DISTURBANCE IMPACTS ON SANDSTONE PAVEMENT PINE BARRENS AND ADJACENT HARDWOOD ECOSYSTEMS IN NORTHEASTERN NEW YORK
In January, 1998 several days of freezing rain blanketed 10 million hectares of the northeastern United States and southeastern Canada with 2 to 10 cm of ice. Two million hectares of forests were severely affected, including the pine barrens and adjacent forests in Clinton County, New York. In 1998 Miner Institute, the largest landowner of pine barrens in the region, contracted a logging company to complete a restoration cutting on more than 200 hectares of forests that were heavily damaged by the ice storm.
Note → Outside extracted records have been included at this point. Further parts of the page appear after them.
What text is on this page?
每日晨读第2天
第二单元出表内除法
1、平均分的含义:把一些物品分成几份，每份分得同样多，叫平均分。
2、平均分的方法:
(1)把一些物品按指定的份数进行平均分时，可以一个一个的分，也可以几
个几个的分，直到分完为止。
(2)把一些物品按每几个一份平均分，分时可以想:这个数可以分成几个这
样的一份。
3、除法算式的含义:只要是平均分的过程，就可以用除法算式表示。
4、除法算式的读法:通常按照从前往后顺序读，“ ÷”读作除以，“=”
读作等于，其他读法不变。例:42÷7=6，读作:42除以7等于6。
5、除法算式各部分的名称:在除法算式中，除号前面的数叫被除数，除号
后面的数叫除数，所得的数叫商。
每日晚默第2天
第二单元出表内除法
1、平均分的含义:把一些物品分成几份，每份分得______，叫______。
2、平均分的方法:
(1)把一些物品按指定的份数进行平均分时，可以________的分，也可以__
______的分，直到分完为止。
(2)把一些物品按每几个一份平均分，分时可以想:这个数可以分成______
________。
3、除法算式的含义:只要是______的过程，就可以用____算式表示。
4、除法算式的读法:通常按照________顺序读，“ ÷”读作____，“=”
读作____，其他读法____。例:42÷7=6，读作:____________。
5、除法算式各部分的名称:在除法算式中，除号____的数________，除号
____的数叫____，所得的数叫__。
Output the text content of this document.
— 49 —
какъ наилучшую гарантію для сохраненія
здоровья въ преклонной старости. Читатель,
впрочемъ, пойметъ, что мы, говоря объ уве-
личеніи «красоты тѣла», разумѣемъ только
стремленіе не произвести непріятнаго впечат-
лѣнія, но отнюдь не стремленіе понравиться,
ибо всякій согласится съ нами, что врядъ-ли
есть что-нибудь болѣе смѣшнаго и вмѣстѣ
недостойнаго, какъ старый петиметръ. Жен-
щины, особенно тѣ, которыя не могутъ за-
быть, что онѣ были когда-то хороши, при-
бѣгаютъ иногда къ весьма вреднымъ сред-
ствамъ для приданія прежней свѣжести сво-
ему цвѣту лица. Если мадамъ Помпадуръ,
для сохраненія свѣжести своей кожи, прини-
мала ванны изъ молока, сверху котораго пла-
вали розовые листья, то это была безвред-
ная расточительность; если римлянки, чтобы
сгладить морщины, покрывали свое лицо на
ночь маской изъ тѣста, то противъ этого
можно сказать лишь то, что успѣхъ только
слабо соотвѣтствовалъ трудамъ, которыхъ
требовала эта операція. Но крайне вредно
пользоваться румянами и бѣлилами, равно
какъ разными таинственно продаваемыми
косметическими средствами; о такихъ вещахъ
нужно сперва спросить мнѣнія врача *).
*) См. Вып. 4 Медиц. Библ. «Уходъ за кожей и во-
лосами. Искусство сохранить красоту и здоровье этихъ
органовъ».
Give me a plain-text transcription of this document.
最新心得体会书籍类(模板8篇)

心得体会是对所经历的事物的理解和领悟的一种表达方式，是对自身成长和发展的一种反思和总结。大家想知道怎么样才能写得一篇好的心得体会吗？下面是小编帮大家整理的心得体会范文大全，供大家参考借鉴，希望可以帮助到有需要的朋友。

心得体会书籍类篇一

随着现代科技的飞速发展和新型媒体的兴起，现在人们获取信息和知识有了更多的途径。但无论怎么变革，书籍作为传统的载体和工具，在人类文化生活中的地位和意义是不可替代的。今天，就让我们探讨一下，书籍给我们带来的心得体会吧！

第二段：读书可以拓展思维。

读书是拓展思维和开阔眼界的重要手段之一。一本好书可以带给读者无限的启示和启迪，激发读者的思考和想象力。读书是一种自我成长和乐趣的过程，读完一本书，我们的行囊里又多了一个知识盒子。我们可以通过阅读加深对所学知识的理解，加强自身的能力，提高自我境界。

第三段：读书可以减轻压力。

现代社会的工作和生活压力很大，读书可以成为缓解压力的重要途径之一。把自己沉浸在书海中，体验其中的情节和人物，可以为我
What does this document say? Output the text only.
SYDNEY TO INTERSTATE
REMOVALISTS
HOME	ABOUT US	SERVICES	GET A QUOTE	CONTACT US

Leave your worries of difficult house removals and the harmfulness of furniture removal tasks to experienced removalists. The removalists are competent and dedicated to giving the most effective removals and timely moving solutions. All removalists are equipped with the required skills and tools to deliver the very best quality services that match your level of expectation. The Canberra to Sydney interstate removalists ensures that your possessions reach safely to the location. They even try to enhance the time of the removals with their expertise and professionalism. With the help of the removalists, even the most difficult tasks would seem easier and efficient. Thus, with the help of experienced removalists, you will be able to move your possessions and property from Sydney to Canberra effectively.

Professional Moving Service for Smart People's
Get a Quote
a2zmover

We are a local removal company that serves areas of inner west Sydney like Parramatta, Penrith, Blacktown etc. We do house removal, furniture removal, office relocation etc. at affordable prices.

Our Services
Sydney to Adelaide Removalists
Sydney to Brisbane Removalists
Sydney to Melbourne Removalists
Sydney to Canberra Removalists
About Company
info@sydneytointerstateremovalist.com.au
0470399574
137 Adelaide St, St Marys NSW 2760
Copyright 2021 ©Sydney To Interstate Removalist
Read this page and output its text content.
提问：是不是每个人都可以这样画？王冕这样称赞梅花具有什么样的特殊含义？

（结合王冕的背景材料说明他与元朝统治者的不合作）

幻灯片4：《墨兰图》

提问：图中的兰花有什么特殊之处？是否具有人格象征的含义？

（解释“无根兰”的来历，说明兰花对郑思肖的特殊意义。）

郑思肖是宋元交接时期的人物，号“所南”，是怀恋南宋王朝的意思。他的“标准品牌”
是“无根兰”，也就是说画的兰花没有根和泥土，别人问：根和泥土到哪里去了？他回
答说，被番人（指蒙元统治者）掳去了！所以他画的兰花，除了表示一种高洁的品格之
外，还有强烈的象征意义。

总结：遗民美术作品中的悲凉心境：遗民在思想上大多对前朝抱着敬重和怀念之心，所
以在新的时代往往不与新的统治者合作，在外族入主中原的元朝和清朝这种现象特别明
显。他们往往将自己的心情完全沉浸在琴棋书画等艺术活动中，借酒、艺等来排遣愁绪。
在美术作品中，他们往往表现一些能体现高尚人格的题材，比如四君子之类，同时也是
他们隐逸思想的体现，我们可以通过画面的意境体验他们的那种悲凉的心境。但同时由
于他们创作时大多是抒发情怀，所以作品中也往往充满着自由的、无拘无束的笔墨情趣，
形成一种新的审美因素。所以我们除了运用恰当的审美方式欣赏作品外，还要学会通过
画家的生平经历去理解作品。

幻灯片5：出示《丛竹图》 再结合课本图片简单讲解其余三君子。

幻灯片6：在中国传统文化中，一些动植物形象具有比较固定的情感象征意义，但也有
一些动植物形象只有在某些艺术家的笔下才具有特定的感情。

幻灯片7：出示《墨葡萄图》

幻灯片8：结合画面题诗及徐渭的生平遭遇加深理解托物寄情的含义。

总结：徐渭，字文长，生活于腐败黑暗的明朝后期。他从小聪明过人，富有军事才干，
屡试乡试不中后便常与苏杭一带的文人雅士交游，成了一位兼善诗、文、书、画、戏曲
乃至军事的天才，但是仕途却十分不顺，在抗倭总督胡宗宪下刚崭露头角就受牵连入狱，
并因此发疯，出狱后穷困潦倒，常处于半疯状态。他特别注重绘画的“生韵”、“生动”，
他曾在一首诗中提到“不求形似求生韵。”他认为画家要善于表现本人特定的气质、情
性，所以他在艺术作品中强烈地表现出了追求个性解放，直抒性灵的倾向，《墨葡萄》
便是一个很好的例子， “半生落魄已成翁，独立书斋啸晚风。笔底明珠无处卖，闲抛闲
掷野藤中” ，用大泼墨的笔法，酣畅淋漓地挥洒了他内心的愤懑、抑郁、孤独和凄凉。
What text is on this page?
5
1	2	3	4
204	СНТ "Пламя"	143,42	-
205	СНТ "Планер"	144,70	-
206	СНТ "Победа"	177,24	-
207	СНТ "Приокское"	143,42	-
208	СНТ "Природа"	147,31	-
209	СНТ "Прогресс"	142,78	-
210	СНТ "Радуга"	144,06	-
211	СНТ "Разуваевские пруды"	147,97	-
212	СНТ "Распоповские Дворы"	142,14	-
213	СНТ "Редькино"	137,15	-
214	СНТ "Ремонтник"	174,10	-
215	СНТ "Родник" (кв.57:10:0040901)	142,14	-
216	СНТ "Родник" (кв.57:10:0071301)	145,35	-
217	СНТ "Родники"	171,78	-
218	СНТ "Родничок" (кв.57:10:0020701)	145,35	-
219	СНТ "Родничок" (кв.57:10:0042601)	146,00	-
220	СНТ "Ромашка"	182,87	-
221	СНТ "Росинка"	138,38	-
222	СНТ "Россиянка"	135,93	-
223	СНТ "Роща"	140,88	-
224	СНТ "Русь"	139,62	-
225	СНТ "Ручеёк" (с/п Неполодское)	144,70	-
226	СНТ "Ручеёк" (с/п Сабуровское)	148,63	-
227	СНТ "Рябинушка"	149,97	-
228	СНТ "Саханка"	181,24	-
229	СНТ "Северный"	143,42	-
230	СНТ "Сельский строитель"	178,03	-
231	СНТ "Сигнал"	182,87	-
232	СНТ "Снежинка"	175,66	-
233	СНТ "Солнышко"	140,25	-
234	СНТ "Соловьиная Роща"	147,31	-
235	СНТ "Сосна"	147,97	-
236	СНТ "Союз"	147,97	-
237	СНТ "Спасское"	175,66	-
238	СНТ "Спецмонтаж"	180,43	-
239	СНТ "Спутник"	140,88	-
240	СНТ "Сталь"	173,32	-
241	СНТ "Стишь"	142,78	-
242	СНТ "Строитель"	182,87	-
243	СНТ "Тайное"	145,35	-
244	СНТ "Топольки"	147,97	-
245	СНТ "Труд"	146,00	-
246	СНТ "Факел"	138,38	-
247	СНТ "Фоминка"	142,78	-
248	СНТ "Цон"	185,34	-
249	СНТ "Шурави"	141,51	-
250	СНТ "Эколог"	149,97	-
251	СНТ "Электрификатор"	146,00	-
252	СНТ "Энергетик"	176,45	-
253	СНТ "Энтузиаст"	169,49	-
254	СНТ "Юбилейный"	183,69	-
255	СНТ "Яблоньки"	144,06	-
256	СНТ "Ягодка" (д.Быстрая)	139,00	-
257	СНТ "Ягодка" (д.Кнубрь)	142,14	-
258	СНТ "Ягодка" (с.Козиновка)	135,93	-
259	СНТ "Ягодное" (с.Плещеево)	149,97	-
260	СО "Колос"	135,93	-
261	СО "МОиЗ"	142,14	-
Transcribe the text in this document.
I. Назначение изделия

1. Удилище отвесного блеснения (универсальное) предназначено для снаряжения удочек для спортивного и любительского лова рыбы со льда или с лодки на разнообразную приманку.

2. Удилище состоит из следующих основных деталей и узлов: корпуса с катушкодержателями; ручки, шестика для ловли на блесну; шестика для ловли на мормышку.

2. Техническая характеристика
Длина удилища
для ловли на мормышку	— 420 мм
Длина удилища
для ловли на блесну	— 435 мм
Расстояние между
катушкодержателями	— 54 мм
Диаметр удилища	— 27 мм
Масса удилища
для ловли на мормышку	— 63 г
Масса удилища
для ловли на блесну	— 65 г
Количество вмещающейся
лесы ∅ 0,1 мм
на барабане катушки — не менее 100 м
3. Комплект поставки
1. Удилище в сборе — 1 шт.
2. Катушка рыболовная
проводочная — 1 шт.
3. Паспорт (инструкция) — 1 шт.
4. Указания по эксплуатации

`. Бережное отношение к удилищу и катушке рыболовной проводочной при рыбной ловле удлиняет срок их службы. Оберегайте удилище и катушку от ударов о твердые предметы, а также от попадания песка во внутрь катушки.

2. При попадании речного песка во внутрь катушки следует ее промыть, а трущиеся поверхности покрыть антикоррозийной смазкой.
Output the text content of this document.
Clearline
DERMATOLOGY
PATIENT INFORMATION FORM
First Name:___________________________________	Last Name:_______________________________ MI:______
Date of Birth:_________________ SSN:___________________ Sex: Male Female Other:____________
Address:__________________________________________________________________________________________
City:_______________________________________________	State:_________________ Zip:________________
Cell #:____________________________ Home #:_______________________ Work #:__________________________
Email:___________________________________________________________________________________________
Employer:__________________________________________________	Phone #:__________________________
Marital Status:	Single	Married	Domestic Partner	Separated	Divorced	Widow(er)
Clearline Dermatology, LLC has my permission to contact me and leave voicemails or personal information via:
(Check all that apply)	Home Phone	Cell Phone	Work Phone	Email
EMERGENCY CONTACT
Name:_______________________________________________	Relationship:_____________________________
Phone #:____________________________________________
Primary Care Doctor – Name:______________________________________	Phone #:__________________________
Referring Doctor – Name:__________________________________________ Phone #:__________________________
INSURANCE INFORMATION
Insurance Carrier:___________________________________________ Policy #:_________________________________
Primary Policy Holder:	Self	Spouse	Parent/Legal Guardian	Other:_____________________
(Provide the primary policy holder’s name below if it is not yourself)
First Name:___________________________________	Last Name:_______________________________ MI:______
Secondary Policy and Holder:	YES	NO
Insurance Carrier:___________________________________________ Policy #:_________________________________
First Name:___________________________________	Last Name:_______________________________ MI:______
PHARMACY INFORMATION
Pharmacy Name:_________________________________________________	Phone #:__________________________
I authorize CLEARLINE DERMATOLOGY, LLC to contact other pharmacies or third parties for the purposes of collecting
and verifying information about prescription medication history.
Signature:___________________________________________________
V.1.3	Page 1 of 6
The disturbance impacts of the ice storm and subsequent restoration cutting on the pine barrens and adjacent hardwood ecosystems is the focus of an interdisciplinary research effort that is sponsored by the National Science Foundation's Research Experiences for Undergraduates (REU) program. The ice storm caused severe crown breakage in more than half of the jack pine and pitch pine (Pinus rigida) trees in the pine barrens. Moderate amounts of jack pine regeneration were found in the areas treated with a restoration cutting but no pine seedlings were observed in the ice storm-damaged stands. The restoration cutting showed that mechanical treatment, while not as effective as fire in regenerating jack pine, can bring about adequate amounts of jack pine regeneration, along with red maple (Acer rubrum), white birch (Betula papyrifera) and gray birch (Betula populifolia). In the hardwood forests, the disturbances caused shifts in importance of species present at the time of the disturbance rather than replacement of one plant community by another.